Sabía que no se equivocaba. Sean había tomado a esa mujer en una forma tan cínica y desvergonzada, en el dormitorio de ambos, casi delante de sus propios ojos, que el rechazo no habría sido más definitivo de haber abofeteado a Katrina antes de arrojarla a la calle. Debilitada por la fiebre, deprimida por la pérdida de su hijo y por su estado físico actual, no tenía fuerzas para luchar. Lo había amado, pero no había sido mujer suficiente para él. No podía quedarse a su lado. El orgullo de su raza no se lo permitía. No le quedaba alternativa.
Tímidamente se inclinó sobre él y al besarlo sintió el olor varonil de su cuerpo y el contacto de su barba en la mejilla. Vaciló en su decisión. Sintió deseos de caer sobre su pecho, abrazarlo y suplicarle. Pedirle otra oportunidad de complacerlo. Si él le dijese que ella lo había defraudado, trataría de cambiar, si sólo él le mostraba en qué se había equivocado. Tal vez si volviesen a la selva… Juntó valor y se apartó de la cama. Se apretó los nudillos con fuerza contra los labios. Era inútil. Sean había hecho su propia decisión y aun cuando ella le rogara que la recibiera otra vez, siempre existiría esto entre ellos. Después de haber vivido en un castillo, no era posible conformarse con una choza. Impulsada por su orgullo se acercó con rapidez al armario. Se puso un abrigo y se lo cerró bien. Le llegaba hasta los tobillos y le cubría el camisón. Después se cubrió la cabeza con el chal verde, atándose los extremos en la garganta. Una última vez miró a Sean. Dormía, con el cuerpo vigoroso tendido de cualquier manera y el ceño siempre fruncido.

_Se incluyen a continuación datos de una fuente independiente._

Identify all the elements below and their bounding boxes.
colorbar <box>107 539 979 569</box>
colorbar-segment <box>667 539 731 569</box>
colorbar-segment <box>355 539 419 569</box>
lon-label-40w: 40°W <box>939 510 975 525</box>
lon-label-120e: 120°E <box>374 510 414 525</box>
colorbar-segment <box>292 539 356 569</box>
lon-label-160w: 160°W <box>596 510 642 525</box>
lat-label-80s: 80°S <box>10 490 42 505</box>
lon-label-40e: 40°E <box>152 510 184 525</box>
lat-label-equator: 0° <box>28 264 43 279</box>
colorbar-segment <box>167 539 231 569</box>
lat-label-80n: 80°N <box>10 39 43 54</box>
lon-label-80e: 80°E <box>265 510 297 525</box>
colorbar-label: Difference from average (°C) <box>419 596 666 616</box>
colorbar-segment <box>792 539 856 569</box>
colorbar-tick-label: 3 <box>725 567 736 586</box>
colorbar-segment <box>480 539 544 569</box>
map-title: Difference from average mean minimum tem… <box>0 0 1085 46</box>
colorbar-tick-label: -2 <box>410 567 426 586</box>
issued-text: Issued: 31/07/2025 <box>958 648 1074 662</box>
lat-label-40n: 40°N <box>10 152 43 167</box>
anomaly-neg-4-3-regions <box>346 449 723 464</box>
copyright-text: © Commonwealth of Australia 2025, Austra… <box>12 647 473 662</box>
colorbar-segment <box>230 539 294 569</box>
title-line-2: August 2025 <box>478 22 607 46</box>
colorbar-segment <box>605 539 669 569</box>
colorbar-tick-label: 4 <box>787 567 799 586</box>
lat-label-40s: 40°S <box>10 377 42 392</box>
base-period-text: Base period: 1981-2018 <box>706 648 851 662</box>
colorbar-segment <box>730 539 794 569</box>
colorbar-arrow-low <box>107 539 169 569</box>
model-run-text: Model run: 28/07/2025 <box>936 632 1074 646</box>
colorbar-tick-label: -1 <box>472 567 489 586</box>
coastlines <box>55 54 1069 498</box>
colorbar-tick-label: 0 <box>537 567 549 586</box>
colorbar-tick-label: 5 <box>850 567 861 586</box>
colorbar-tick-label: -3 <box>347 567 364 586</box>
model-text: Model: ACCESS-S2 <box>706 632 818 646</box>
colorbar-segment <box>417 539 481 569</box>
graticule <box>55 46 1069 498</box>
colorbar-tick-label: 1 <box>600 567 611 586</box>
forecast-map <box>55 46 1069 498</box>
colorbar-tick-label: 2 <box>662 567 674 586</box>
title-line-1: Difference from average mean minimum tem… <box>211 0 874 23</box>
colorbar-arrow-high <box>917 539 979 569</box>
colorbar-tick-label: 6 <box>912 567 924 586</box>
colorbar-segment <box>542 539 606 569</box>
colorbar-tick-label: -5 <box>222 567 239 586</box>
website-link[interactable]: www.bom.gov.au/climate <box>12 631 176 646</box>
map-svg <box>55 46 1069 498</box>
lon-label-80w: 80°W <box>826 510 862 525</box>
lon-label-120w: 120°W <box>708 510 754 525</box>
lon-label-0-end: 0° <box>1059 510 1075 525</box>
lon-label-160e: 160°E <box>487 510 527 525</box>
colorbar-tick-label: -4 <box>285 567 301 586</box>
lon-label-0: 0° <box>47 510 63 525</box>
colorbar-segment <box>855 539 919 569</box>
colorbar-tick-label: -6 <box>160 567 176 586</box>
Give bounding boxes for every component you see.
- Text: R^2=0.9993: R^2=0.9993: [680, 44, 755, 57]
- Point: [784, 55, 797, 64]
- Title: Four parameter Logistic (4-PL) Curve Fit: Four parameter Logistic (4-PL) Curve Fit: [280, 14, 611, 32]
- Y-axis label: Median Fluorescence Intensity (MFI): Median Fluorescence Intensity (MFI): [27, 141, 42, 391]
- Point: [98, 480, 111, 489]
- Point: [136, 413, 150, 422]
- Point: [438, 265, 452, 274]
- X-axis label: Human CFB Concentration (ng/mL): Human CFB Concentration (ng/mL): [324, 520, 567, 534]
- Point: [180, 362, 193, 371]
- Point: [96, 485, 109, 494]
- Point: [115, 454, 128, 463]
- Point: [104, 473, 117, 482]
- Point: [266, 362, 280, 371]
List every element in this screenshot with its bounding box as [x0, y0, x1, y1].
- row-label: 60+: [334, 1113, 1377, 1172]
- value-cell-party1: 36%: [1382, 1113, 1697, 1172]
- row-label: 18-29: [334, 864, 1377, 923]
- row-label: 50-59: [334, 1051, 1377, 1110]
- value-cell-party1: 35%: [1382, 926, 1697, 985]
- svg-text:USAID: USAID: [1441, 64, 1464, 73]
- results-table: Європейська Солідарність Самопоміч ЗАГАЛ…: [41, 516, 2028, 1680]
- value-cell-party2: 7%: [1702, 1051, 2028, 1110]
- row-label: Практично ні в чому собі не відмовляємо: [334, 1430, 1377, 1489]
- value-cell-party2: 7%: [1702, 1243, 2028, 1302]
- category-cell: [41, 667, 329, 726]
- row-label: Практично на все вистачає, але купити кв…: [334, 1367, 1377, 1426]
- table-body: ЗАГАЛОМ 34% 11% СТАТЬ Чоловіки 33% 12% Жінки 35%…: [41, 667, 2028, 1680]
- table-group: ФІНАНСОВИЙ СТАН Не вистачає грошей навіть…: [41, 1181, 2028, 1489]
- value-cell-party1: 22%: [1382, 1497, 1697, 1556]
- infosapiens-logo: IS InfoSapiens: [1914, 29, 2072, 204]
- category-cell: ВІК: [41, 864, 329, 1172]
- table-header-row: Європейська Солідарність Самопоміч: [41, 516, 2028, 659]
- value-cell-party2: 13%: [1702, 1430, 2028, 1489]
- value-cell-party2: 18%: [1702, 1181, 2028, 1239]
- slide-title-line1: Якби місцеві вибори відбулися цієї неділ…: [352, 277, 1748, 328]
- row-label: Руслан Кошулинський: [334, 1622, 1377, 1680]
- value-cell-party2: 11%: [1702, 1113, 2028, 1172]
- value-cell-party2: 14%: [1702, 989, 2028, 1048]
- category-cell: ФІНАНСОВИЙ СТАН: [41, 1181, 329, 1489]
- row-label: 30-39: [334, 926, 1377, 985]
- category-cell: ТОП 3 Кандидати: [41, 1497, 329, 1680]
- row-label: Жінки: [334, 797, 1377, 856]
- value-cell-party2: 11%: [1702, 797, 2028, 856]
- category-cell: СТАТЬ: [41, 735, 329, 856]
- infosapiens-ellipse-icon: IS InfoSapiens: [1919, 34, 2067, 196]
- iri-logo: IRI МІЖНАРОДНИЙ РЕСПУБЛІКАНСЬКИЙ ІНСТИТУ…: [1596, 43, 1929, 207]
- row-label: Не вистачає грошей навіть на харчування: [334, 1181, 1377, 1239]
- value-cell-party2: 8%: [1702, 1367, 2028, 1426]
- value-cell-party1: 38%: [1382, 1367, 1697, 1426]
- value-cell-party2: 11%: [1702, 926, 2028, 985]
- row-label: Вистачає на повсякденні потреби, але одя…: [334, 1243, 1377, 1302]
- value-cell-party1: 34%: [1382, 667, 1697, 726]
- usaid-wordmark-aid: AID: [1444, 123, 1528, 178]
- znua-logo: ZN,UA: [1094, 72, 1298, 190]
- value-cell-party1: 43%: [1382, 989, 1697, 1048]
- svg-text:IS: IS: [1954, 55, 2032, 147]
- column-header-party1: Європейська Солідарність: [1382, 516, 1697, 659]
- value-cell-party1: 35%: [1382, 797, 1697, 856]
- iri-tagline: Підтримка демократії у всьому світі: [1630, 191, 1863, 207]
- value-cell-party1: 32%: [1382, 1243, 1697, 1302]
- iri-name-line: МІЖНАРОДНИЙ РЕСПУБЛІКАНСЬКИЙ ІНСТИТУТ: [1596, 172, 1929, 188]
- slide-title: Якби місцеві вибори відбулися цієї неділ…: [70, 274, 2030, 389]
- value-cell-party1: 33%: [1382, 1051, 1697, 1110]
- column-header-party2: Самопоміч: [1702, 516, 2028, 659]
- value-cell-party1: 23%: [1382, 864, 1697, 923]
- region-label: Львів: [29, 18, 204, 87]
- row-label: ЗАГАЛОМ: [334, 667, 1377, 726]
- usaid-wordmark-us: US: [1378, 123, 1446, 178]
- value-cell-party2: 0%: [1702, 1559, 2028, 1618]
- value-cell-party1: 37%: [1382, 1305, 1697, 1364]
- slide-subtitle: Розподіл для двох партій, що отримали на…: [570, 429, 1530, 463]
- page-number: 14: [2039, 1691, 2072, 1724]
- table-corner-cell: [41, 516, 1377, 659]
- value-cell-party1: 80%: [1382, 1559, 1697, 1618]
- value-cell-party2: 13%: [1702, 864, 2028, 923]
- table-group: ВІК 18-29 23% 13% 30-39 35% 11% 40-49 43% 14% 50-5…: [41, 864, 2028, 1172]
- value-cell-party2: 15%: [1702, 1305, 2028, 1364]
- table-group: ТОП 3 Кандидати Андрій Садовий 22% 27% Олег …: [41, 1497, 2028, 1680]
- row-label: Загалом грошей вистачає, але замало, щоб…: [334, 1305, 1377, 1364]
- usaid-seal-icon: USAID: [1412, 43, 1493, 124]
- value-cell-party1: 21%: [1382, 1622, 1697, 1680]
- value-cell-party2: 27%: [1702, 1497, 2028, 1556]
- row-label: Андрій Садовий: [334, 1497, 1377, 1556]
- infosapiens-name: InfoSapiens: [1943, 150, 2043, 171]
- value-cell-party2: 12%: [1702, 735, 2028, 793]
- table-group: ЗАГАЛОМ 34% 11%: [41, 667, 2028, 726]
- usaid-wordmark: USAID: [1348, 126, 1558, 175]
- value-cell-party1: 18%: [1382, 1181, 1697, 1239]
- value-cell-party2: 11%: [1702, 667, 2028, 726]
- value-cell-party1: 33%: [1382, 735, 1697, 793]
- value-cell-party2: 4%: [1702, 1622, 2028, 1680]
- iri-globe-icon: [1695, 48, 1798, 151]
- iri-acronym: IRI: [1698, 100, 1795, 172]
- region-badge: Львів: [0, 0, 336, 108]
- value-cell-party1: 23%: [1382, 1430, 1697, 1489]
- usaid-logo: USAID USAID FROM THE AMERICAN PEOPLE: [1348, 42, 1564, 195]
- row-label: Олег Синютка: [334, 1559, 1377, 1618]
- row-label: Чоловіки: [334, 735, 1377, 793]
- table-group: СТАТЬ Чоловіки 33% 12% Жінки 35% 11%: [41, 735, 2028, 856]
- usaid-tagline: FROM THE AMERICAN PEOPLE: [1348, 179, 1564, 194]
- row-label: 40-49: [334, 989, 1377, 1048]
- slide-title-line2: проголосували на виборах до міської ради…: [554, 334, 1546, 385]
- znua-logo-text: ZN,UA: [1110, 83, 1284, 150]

En la sala se detuvo junto al escritorio. La Biblia estaba donde la había dejado. La abrió, mojó la pluma y escribió algo en ella. Después de haber cerrado el libro, se dirigió a la puerta. Aquí volvió a vacilar y dirigió una mirada al dormitorio de Dirk. No podía confiar en sí misma si volvía a verlo. Levantó una esquina del chal para cubrirse la boca y salió por fin al pasillo, después de cerrar la puerta tras de sí sin hacer ruido.